2:20 PM, giugno 07, 2011  
Blogger lophelia said...

Jervis parlando di "mito" dell'interiorità (non dice profondità) allude a quanto il nostro sapere su noi stessi sia qualcosa che ci raccontiamo - a cominciare dalla memoria, spesso ricostruita e in parte inventata.
Ma per tutto il resto ti invito alla lettura, e ne richiede anche più d'una.

2:33 PM, giugno 07, 2011  
Blogger Fabio said...

Avrei voluto scrivere quello che ha scritto Aldezabal.

Anche se poi ho spesso sperimento anche su me stesso la confusione che regna sovrana dopo l'esperienza di complesse musiche e letture, che smuovendo zolle di coscienza le lascia a volte senza precisa collocazione, rendendo un po' sconnesso il procedere sulla strada della comprensione.

Che comunque non e' mai moto lineare uniforme, oppure non e' vera comprensione.

5:45 PM, giugno 07, 2011  
Blogger lophelia said...

beh vedo che questo brano ha toccato molti sul vivo.

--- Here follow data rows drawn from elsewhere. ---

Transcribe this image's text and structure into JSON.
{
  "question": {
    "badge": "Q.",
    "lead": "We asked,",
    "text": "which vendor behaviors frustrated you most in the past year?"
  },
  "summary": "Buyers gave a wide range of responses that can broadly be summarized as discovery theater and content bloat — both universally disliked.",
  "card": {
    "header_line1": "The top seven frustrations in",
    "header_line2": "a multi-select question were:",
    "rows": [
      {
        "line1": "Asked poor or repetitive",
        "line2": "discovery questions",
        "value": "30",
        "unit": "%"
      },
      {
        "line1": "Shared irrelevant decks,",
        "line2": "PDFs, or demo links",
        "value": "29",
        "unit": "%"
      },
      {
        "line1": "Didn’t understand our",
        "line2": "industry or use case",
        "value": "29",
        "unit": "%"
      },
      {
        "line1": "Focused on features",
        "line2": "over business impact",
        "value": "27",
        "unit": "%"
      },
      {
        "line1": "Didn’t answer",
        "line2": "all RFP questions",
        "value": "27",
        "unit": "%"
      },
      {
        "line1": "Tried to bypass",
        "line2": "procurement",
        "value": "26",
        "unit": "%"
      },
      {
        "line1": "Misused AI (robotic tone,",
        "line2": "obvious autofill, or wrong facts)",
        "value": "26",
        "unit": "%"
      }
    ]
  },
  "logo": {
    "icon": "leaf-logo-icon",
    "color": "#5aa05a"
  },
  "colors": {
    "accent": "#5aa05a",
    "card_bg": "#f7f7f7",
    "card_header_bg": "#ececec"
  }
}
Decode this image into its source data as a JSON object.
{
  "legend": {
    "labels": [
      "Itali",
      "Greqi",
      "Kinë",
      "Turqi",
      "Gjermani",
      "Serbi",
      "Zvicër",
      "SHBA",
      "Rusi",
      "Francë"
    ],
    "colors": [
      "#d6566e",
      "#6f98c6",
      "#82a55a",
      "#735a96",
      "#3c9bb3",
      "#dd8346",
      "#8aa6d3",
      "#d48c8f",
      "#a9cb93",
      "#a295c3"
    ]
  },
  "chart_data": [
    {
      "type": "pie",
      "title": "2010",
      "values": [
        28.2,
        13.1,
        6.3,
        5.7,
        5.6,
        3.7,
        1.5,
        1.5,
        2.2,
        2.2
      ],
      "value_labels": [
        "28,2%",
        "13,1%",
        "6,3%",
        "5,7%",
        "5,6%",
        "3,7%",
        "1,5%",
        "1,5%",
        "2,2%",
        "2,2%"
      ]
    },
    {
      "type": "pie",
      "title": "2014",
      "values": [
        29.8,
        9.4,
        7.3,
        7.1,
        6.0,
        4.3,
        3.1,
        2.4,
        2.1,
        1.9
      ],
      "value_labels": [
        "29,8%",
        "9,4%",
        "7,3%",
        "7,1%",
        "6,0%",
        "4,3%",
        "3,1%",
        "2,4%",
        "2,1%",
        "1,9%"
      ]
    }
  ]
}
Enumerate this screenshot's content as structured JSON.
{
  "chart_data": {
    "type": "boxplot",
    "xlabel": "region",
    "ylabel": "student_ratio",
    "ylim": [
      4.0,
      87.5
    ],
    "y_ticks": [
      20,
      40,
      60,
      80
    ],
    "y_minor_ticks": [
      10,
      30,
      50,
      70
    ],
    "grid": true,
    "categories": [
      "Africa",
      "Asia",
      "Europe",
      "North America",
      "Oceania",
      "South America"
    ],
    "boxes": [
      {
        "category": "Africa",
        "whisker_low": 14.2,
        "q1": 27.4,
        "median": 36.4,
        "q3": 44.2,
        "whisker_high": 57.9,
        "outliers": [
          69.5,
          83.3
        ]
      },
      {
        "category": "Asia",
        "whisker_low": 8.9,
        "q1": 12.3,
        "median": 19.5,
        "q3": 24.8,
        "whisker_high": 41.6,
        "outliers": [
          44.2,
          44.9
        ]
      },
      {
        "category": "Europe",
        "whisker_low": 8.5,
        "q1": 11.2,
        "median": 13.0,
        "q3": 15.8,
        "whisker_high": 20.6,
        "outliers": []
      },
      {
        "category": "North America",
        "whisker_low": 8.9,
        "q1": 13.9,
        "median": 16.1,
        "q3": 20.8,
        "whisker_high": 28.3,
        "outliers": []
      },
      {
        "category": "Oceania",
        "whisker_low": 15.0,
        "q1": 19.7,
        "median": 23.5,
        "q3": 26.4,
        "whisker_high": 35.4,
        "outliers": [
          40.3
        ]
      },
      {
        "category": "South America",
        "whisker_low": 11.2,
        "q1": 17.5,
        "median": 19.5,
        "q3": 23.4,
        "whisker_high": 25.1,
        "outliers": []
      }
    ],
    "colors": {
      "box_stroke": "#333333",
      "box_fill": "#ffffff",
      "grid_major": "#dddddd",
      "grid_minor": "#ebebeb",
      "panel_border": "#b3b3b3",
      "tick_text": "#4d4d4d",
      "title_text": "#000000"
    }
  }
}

10:45 AM, giugno 08, 2011  
Blogger CICCILLO said...

punto sul vivo?
ma magari fossi un intellettuale di mestiere, forse guadagnerei di più e non sarei entrato nel girone infernale delle cartelle di Equitalia!
però mi fa specie che, neanche tanto sottilmente e mica solo Jervis, si utilizzi l'intellettuale (inteso in senso genericissimo, poi ognuno pensa ai casi che ha in mente) come capro espiatorio.
è vero che viviamo nella società dello spettacolo politico-televisivo che ne ha bisogno come l'aria per vivere (per Veltroni è colpa di Bertinotti, per Bersani è colpa di Vendola, per Berlusconi è colpa di Santoro, per Bossi è colpa di Berlusconi etc etc...) e dove nessuno è in grado più di assumersi una responsabilità (nemmeno quelli che si sono autodefiniti i Responsabili!) però io quando sento certi discorsi sugli intellettuali ripenso sempre a prescindere a quel tizio che diceva che quando sentiva parlare di cultura gli veniva voglia di mettere la mano alla pistola.
poi naturalmente si dovrebbe capire chi sono sti benedetti intellettuali.
un buon esempio, a mio parere, lo si può trovare, pur non essendo magari d'accordo su tutto ciò che dice, qui:

http://www.ilmanifesto.it/archivi/fuoripagina/anno/2011/mese/06/articolo/4803/

io per parte mia, ci tengo a sottolinearlo, appartengo a un altro mondo.
il mondo dove un balbuziente (tanto per tornare all'interiorità) può cantare e andare a tempo con tutti gli altri e poi dopo tornare a essere balbuziente.

12:44 PM, giugno 09, 2011  
Blogger lophelia said...

aldezabal, mea culpa per aver decontestualizzato, ma in questo caso la lettura sociale dell'intellettuale come capro espiatorio è del tutto fuori luogo, ti assicuro.